Contact us about your new fence!


  • Margie says:

    I bought a house 5 years ago. The previous owner told me that my neighbor’s fence was in my yard. I have a plot plan. It’s in my yard by about 18″. I’ve never said anything. She is now planing on removing the old fence and putting in a new one. I want her to move it into her yard. I’m willing to give her access with a gate, otherwise she wouldn’t be able to get to her back yard. Do I have rights since her fence has been in my yard for several years?

    • Haevn1 says:


      You need to contact a real estate attorney.

    • TH says:

      We live in Feasterville Trevose area in PA, just had a survey done and were told by said survey company that if we didn’t make mention of our neighbors fence being on our yard within twenty years after our survey that it would become permanent. So if you have issue you do have the right to make the issues known to your neighbor especially while he/she is redoing said fence to make adjustments accordingly.

  • Jacksonn says:

    I have a neighbor that indicated no interest in having a fence between our lots and thus did not want to share costs in any way. His children kept running onto my property chasing balls and killing my garden. I erected a fence to county guidelines. He is now trying to hang things on my fence (large heavy planters). My fence guy says this weight will shorten the life of the fence. Is there a statute on this, ie to tell him to remove his planters form my fence.

  • Jess says:

    If i am replacing an existing fence should I still call my utility company to mark where everything is? Or is it safe to assume nothing is in the way since there is already an existing fence?

  • Glenn Stettler says:

    What are the requirements or setbacks for building a half fence and a cement retaining wall Directly adjacent to 12 mailboxes that are on his property now it is highly on safe to try to receive your mail because there’s nowhere to walk away or run away if an oncoming car is coming toward you I’m concerned for the safety of my family and my children and the 11 other people that could gather their mail from these boxes I live in Pennsylvania in the Township of North Whitehall

  • Alicia says:

    I live in a city in a townhouse and my neighbor built a fence on her front porch that obscures the view of down the street and onto her porch.
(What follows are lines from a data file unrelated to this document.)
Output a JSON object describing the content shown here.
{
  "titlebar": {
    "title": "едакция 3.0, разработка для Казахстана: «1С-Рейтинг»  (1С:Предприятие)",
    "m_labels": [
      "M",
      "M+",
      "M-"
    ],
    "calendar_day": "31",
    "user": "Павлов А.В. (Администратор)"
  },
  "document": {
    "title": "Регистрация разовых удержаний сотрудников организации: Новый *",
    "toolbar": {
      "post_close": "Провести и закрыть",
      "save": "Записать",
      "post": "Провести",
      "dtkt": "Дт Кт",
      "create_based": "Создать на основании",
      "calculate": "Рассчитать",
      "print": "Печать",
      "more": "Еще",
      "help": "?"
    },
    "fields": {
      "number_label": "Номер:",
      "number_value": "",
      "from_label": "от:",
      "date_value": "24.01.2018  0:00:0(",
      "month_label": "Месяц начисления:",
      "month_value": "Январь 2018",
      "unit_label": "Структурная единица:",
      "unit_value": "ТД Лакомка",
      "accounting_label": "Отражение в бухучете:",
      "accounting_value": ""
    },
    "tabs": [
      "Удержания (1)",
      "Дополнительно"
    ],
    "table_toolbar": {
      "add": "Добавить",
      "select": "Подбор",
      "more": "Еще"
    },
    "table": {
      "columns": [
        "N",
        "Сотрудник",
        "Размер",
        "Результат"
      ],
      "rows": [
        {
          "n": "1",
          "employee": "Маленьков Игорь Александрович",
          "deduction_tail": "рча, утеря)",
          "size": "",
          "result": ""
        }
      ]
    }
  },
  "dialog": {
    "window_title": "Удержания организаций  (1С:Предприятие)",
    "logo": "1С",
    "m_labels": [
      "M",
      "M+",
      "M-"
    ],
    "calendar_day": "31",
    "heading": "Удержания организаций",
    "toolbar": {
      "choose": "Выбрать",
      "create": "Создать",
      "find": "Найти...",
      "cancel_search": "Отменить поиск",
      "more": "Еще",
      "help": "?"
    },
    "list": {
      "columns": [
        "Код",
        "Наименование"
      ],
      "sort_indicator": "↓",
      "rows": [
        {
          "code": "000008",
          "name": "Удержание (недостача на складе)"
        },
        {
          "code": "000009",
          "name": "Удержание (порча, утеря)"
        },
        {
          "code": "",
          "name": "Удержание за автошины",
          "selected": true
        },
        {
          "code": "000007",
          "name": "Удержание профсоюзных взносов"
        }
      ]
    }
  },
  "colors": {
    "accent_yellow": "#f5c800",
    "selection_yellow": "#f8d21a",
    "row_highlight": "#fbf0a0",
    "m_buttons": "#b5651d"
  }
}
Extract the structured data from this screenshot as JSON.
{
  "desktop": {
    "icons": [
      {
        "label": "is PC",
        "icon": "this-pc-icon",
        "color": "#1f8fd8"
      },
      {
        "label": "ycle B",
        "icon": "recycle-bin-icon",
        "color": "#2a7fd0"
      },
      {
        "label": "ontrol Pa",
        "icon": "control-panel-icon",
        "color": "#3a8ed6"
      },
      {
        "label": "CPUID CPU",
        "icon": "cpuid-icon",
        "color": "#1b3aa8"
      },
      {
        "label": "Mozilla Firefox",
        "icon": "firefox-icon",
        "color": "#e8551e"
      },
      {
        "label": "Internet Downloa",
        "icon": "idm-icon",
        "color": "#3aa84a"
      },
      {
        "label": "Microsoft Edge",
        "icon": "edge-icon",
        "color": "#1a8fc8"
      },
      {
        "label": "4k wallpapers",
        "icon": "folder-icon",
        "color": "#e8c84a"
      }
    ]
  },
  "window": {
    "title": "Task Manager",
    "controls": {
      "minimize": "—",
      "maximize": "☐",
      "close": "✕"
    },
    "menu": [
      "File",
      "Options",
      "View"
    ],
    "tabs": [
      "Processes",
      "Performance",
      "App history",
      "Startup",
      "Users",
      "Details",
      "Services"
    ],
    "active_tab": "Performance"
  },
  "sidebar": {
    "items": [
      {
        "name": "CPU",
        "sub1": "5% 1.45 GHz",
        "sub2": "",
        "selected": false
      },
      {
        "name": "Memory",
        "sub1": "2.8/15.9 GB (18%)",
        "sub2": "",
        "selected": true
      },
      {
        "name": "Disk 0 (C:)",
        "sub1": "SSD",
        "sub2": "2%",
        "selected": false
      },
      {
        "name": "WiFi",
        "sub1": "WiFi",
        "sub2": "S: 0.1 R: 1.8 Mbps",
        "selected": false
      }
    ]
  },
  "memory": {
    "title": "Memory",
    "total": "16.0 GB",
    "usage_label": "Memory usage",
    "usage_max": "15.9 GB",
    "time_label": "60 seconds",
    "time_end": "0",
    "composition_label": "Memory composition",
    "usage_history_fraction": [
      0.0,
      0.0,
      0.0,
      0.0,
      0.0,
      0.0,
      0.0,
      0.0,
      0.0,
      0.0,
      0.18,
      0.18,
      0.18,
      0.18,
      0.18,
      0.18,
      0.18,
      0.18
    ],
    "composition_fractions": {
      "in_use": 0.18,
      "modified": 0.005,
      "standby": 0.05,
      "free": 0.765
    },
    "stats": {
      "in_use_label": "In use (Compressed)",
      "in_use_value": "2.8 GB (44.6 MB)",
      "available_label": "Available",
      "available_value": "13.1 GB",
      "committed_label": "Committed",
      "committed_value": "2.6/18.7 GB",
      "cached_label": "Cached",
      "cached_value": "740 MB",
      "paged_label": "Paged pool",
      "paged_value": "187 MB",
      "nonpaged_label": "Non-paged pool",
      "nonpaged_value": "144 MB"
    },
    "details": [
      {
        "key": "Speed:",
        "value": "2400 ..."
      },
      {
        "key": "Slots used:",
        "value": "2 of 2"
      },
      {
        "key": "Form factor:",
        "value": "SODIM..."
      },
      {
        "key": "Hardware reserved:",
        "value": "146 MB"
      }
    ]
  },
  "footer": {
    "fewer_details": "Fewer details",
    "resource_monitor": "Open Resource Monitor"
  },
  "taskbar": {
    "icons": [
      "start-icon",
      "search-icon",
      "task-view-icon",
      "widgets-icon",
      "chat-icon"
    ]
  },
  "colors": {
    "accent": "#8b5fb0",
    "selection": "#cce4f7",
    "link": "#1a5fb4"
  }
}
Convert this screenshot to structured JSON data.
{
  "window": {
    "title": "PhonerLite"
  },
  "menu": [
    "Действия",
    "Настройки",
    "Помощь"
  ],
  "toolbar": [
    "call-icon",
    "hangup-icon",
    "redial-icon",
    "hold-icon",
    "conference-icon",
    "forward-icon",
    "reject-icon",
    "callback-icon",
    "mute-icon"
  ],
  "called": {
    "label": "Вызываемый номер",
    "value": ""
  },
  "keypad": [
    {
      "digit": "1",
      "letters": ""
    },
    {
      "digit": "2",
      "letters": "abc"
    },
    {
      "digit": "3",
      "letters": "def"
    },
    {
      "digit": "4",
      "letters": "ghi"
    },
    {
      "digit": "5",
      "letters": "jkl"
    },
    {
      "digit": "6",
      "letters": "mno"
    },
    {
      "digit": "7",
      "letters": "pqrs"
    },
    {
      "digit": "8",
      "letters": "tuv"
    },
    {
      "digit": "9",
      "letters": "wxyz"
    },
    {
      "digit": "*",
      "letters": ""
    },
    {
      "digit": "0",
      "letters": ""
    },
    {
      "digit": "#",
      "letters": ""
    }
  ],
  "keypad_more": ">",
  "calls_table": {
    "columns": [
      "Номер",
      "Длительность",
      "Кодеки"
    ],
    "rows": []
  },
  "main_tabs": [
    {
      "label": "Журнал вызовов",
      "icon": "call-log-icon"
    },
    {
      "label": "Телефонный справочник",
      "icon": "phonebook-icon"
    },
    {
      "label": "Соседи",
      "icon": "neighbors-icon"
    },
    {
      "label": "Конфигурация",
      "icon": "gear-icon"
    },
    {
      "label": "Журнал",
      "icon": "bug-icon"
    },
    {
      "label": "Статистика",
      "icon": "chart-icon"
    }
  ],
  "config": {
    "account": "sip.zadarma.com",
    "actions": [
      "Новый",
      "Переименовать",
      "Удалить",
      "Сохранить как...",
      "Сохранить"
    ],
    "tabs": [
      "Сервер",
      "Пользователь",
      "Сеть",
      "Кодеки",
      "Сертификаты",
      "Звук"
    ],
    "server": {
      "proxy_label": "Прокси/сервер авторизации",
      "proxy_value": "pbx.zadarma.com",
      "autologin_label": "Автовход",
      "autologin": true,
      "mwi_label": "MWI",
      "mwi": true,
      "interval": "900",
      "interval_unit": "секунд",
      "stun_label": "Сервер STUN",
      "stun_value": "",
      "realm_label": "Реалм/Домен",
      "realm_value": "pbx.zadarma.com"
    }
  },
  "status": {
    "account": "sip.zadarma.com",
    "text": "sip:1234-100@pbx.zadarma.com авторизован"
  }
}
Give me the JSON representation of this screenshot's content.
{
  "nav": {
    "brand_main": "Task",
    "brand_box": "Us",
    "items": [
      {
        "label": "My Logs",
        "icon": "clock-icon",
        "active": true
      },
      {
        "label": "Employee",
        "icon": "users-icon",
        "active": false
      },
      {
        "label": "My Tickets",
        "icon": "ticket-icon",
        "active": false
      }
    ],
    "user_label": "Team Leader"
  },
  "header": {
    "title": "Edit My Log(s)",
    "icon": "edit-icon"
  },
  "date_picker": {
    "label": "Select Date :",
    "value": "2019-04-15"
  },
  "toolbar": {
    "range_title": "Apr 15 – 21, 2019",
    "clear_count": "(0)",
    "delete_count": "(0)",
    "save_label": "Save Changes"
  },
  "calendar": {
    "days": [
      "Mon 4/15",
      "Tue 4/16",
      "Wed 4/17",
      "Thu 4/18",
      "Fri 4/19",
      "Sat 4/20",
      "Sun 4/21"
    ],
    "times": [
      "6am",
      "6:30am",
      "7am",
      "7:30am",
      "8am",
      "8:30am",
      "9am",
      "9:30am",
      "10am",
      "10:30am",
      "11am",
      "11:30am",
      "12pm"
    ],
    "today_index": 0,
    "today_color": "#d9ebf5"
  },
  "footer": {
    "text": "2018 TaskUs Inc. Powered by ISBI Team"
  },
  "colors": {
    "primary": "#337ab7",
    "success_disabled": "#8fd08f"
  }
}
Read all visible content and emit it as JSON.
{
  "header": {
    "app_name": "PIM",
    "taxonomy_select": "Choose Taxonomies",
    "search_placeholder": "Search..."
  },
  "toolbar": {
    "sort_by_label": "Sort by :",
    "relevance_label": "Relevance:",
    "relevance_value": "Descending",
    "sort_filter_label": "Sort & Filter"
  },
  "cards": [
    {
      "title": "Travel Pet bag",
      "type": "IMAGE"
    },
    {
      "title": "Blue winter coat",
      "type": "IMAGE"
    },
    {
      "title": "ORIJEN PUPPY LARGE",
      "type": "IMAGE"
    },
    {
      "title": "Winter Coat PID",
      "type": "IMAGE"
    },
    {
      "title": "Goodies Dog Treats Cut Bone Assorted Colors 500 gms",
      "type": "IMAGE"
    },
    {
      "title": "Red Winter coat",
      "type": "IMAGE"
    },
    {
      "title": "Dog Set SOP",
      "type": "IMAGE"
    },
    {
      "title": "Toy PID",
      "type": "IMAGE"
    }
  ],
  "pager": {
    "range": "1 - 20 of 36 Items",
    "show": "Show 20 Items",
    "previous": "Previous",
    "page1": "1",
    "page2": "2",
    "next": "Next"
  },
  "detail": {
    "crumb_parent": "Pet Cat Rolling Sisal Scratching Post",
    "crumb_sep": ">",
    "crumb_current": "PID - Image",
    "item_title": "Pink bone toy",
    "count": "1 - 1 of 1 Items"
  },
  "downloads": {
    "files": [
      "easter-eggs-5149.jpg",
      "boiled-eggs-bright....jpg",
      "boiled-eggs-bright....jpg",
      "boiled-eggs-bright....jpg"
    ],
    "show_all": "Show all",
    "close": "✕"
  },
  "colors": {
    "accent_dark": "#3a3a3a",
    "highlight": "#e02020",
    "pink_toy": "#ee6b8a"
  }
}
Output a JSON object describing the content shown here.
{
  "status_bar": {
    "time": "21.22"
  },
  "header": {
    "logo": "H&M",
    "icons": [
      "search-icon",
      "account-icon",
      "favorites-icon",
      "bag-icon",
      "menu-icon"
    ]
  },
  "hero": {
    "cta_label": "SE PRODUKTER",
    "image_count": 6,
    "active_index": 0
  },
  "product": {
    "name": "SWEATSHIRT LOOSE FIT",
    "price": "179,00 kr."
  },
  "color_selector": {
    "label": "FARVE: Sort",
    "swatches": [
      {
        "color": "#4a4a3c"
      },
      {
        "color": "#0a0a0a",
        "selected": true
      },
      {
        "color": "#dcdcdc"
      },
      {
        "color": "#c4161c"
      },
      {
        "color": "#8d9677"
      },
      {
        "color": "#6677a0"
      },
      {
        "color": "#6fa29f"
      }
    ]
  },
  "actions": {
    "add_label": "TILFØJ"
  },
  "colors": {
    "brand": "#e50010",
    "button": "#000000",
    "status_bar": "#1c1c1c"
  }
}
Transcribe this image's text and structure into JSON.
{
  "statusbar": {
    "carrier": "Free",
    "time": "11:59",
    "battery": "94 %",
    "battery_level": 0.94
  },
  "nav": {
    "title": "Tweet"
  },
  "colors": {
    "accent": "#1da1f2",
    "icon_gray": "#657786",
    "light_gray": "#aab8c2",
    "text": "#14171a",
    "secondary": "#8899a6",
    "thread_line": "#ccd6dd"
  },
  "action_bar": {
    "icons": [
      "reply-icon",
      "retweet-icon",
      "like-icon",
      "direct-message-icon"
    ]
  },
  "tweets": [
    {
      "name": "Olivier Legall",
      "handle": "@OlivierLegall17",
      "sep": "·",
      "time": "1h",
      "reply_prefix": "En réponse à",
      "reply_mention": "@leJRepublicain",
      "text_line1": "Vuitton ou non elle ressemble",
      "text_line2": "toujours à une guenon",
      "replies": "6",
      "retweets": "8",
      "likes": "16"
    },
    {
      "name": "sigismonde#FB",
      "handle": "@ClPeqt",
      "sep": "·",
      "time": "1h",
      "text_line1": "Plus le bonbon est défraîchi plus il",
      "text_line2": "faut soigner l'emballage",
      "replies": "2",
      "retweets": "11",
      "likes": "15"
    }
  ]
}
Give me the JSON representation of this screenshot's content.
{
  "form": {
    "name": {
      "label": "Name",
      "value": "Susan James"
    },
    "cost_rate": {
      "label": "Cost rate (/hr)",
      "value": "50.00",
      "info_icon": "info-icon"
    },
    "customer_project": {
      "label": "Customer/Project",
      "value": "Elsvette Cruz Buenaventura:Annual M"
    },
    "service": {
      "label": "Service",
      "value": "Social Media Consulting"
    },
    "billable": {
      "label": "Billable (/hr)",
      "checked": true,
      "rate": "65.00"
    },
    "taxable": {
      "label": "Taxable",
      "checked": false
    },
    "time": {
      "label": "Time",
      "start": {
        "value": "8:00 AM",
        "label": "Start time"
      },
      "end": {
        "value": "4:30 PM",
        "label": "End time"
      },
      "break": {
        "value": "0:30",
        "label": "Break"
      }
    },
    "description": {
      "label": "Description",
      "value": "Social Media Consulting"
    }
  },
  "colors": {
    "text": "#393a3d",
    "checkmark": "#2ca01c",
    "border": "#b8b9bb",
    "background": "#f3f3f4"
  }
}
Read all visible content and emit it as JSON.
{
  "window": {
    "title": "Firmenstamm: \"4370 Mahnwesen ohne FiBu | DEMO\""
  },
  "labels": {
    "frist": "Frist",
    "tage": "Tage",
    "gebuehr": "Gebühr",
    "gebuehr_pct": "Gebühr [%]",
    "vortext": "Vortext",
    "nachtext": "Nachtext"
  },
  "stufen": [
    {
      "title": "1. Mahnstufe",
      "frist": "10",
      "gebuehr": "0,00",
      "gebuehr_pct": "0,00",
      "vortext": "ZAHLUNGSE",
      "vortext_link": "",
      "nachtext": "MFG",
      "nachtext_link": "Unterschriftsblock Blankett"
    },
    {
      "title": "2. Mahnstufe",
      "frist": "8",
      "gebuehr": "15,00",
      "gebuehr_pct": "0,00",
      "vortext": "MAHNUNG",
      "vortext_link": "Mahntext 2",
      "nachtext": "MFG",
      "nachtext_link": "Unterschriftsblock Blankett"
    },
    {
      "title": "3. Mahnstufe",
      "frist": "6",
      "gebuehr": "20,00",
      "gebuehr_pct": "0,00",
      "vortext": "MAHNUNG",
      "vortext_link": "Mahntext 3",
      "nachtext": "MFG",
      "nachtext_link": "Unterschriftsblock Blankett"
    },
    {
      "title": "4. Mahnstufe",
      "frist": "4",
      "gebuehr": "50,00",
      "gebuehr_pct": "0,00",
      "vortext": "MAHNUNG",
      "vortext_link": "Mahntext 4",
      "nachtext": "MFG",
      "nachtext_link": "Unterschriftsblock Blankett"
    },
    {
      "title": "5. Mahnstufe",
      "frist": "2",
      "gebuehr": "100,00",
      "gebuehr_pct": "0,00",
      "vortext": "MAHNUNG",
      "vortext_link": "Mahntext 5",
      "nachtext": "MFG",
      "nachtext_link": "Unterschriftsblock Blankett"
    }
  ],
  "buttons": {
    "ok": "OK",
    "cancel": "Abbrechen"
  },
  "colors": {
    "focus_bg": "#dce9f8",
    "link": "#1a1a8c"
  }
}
Is this legal?

  • Megan Bentley says:

    I need my HOA approval in order to move forward with a building permit to build a fence in my back yard. I have yet to hear from them and the day I wanted to start building is less than 2 weeks from now. Should I just move ahead and HOPE that the permit comes through in time? At this point, I have no idea if it will be processed before then.

  • Lisa says:

    We bought a house recently in PA. Our backyard is connected with our neighbors since it is a row home. There is a sidewalk and gate that is on our property, but the neighbor uses it as it is the only gate to enter both yards. We do not get along with them at all and would like to put a privacy fence up. Are we legally allowed to block the sidewalk and gate since it is our property?

  • Alissa Dana says:

    Is there a grudge fence ordinance in the municipality of kingston pa and what is it?

  • Rob Taylor says:

    Right after fulfilling all the requirements, and finally choosing the type of materials and fence styles, make sure you don’t miss the small things.
    It’s the time to focus on the tools.
    Must have tools are a hammer, mason’s line, post hole digger, tape measure, screws, nails, safety glasses and work gloves.
    Here’s deeper info on this topic: Check it out yourself.

  • Fred Weiner says:

    How high a fence can you build in Damascus Township PA?

  • Marie says:

    My neighbor keeps tying a thin rope & string along the edge of what she thinks is her property. She is ignoring her own survey as the land is mine. The mailman has tripped over her string and it looks horrible. Is this legal? I have had joints replaced and am afraid of tripping over her rope whan I get out if my car.